California investigating health insurers for illegal business practices

Based on reports that the five largest health insurance companies in California are denying up to 39.6 percent of insurance claims, California’s attorney general recently announced an investigation into potentially illegal business practices.

Attorney General Edmund G. Brown, Jr., recently issued a subpoena for financial documents from the seven largest health insurance companies in the state.

“We have been looking at these companies for a number of months and are very concerned that some of them are unjustly raising premiums and denying payment of legitimate claims,” Brown said in a recent news release. “Not only are the rate increases devastating to Californians strapped by the economy, but in some cases, they are possibly illegal.”

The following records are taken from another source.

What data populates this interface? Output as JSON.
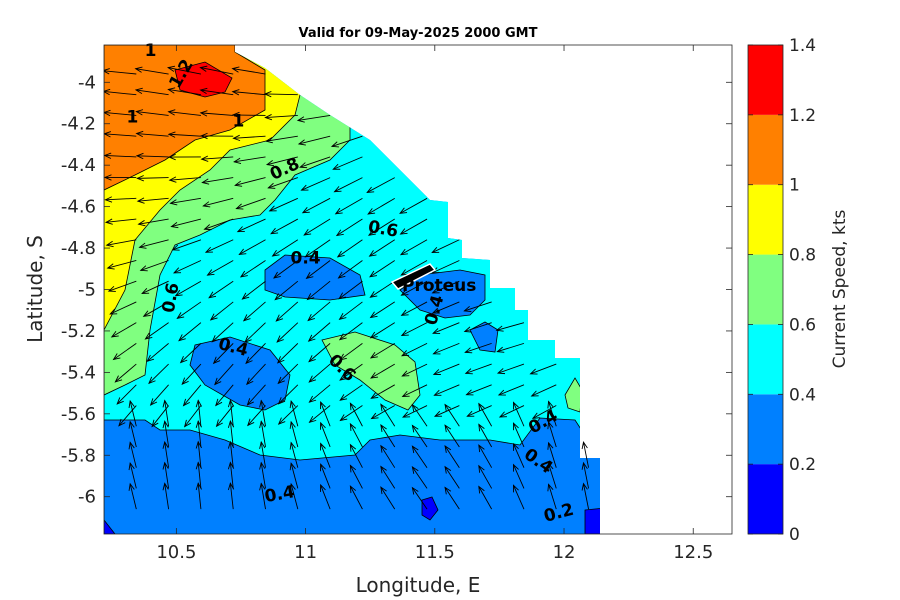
{
  "chart_data": {
    "type": "contour",
    "title": "Valid for 09-May-2025 2000 GMT",
    "xlabel": "Longitude, E",
    "ylabel": "Latitude, S",
    "xlim": [
      10.22,
      12.65
    ],
    "ylim": [
      -6.18,
      -3.82
    ],
    "xticks": [
      10.5,
      11,
      11.5,
      12,
      12.5
    ],
    "xtick_labels": [
      "10.5",
      "11",
      "11.5",
      "12",
      "12.5"
    ],
    "yticks": [
      -4,
      -4.2,
      -4.4,
      -4.6,
      -4.8,
      -5,
      -5.2,
      -5.4,
      -5.6,
      -5.8,
      -6
    ],
    "ytick_labels": [
      "-4",
      "-4.2",
      "-4.4",
      "-4.6",
      "-4.8",
      "-5",
      "-5.2",
      "-5.4",
      "-5.6",
      "-5.8",
      "-6"
    ],
    "colorbar": {
      "label": "Current Speed, kts",
      "levels": [
        0,
        0.2,
        0.4,
        0.6,
        0.8,
        1,
        1.2,
        1.4
      ],
      "tick_labels": [
        "0",
        "0.2",
        "0.4",
        "0.6",
        "0.8",
        "1",
        "1.2",
        "1.4"
      ],
      "colors": [
        "#0000ff",
        "#0080ff",
        "#00ffff",
        "#80ff80",
        "#ffff00",
        "#ff8000",
        "#ff0000"
      ]
    },
    "contour_labels": [
      {
        "text": "1",
        "lon": 10.4,
        "lat": -3.85,
        "angle": 0
      },
      {
        "text": "1.2",
        "lon": 10.52,
        "lat": -3.96,
        "angle": -60
      },
      {
        "text": "1",
        "lon": 10.33,
        "lat": -4.17,
        "angle": 0
      },
      {
        "text": "1",
        "lon": 10.74,
        "lat": -4.19,
        "angle": 0
      },
      {
        "text": "0.8",
        "lon": 10.92,
        "lat": -4.42,
        "angle": -25
      },
      {
        "text": "0.6",
        "lon": 11.3,
        "lat": -4.71,
        "angle": 10
      },
      {
        "text": "0.4",
        "lon": 11.0,
        "lat": -4.85,
        "angle": 0
      },
      {
        "text": "0.6",
        "lon": 10.48,
        "lat": -5.04,
        "angle": -80
      },
      {
        "text": "0.4",
        "lon": 11.5,
        "lat": -5.1,
        "angle": -75
      },
      {
        "text": "0.4",
        "lon": 10.72,
        "lat": -5.28,
        "angle": 15
      },
      {
        "text": "0.6",
        "lon": 11.14,
        "lat": -5.38,
        "angle": 45
      },
      {
        "text": "0.4",
        "lon": 11.92,
        "lat": -5.64,
        "angle": -30
      },
      {
        "text": "0.4",
        "lon": 11.9,
        "lat": -5.83,
        "angle": 35
      },
      {
        "text": "0.4",
        "lon": 10.9,
        "lat": -5.99,
        "angle": -10
      },
      {
        "text": "0.2",
        "lon": 11.98,
        "lat": -6.08,
        "angle": -15
      }
    ],
    "station": {
      "name": "Proteus",
      "lon": 11.42,
      "lat": -4.95
    },
    "arrow_field": {
      "lon_start": 10.22,
      "lon_step": 0.125,
      "lon_count": 16,
      "lat_start": -3.96,
      "lat_step": -0.1,
      "lat_count": 22,
      "dominant_direction": "flow toward west / north-west"
    }
  }
}
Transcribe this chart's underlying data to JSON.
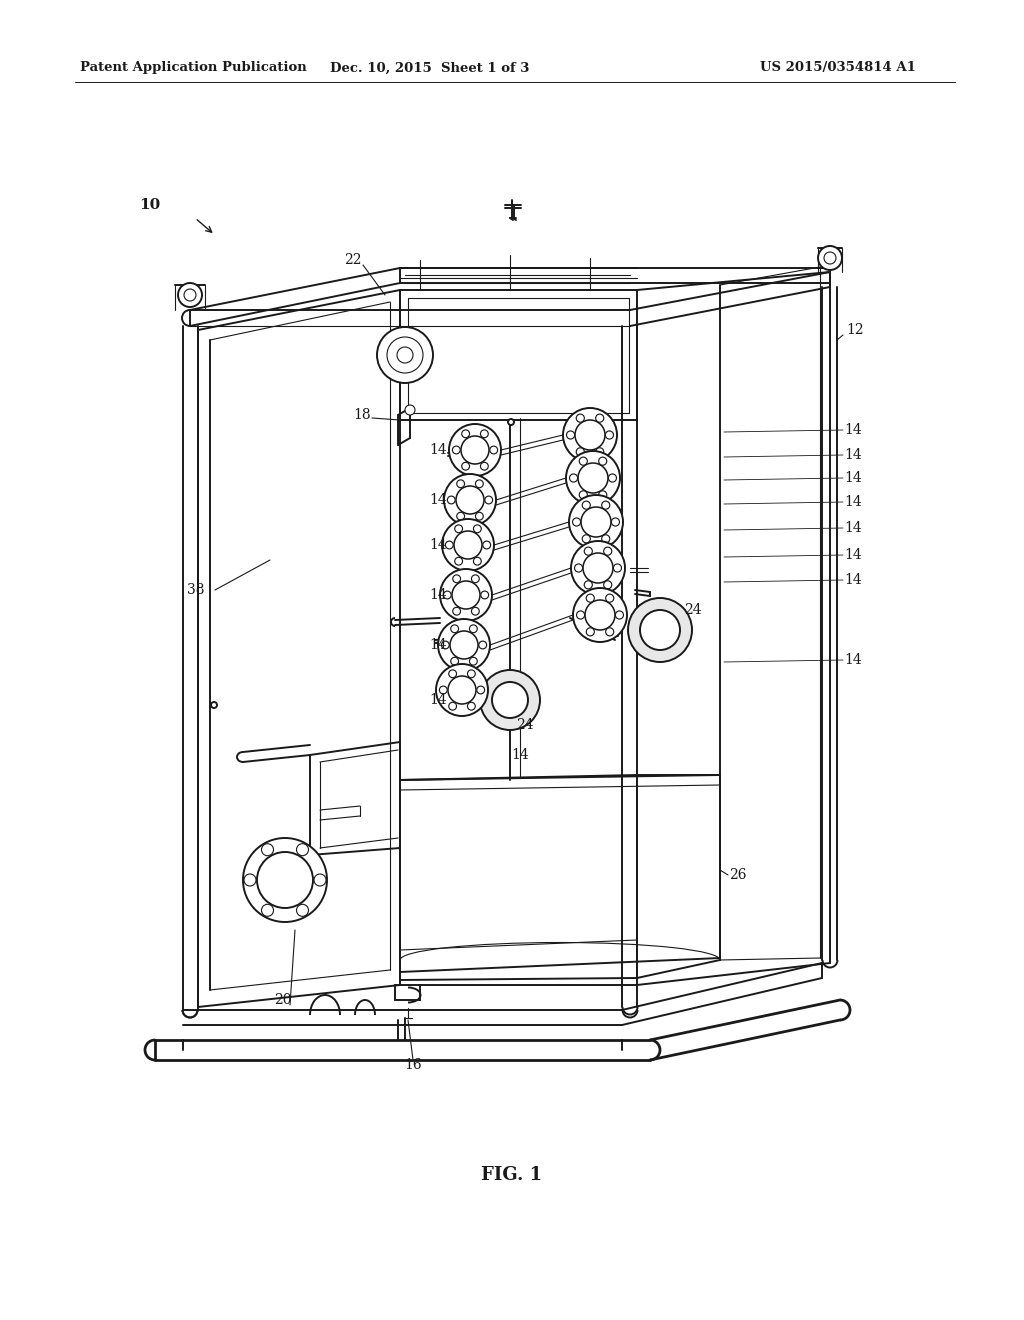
{
  "background_color": "#ffffff",
  "header_left": "Patent Application Publication",
  "header_center": "Dec. 10, 2015  Sheet 1 of 3",
  "header_right": "US 2015/0354814 A1",
  "figure_label": "FIG. 1",
  "lw_main": 1.4,
  "lw_thin": 0.8,
  "lw_thick": 2.0,
  "color": "#1a1a1a"
}
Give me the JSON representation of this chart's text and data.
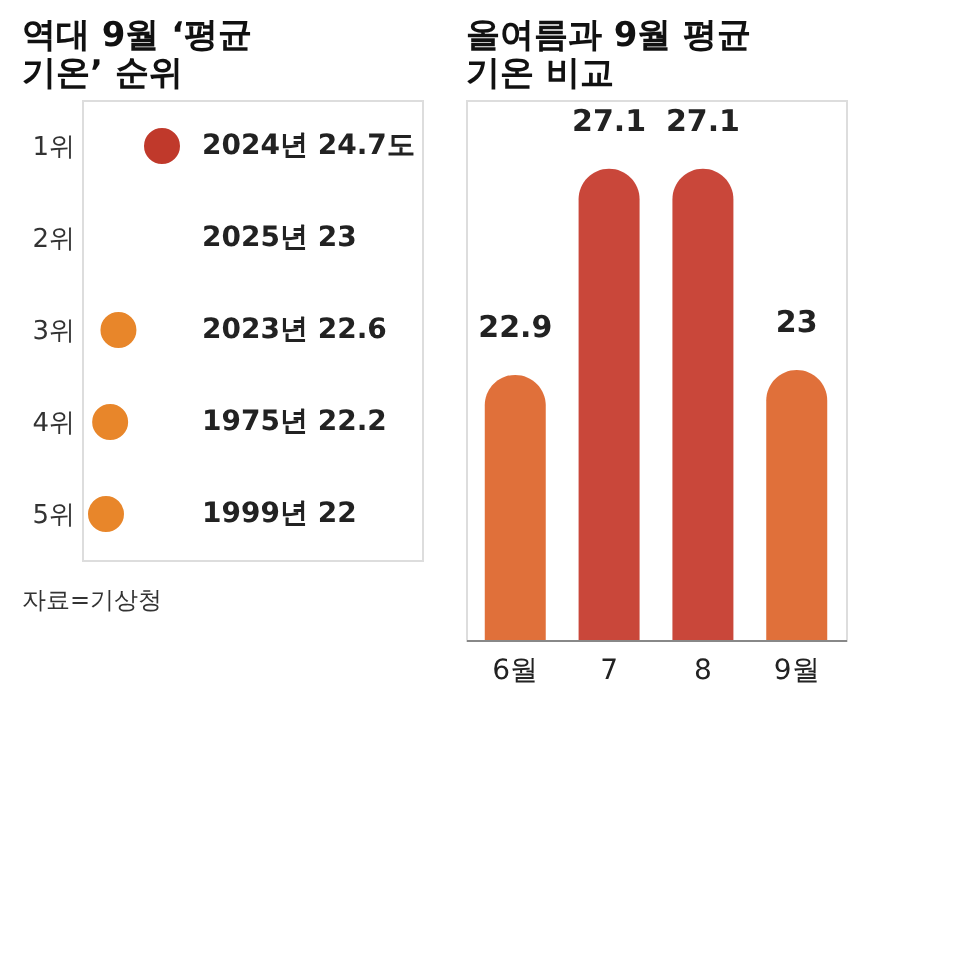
{
  "chart_data": [
    {
      "type": "scatter",
      "title": "역대 9월 ‘평균 기온’ 순위",
      "orientation": "horizontal",
      "categories": [
        "1위",
        "2위",
        "3위",
        "4위",
        "5위"
      ],
      "values": [
        24.7,
        null,
        22.6,
        22.2,
        22
      ],
      "value_labels": [
        "2024년 24.7도",
        "2025년 23",
        "2023년 22.6",
        "1975년 22.2",
        "1999년 22"
      ],
      "colors": [
        "#c0392b",
        null,
        "#e8862a",
        "#e8862a",
        "#e8862a"
      ],
      "tick_labels": "y",
      "marker": "circle",
      "annotations": [
        "자료=기상청"
      ]
    },
    {
      "type": "bar",
      "title": "올여름과 9월 평균 기온 비교",
      "categories": [
        "6월",
        "7",
        "8",
        "9월"
      ],
      "values": [
        22.9,
        27.1,
        27.1,
        23
      ],
      "colors": [
        "#e0703a",
        "#c9473a",
        "#c9473a",
        "#e0703a"
      ],
      "ylim": [
        17.5,
        28.5
      ],
      "data_labels": true,
      "tick_labels": "x"
    }
  ]
}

The investigation will focus on how health insurance companies are spending the premiums of their members, including the amount spent on actual health care compared to costs for administration and marketing, and, ultimately profit.
A Whirlwind of Dissatisfaction

This investigation comes on the heels of a recent announcement by Anthem Blue Cross that they plan to increase health insurance rates in California by as much as 39 percent for roughly 800,000 individual health insurance policy holders.
An independent California actuary was appointed to investigate whether Anthem is in violation of state law by spending less than 70 percent of its premiums on actual customer benefits.

U.S. Health and Human Services Secretary Kathleen Sebelius was recently quoted in the Los Angeles Times as saying, “These extraordinary increases are up to 15 times faster than inflation and threaten to make health care unaffordable for hundreds of thousands of Californians, many of whom are already struggling to make ends meet in a difficult economy.”

With affordable health insurance increasingly harder to find, the U.S. House of Representatives recently voted to revoke the health insurance industry’s antitrust exemption. The repealing of the antitrust exemption is designed to help foster affordable health insurance by increasing competition.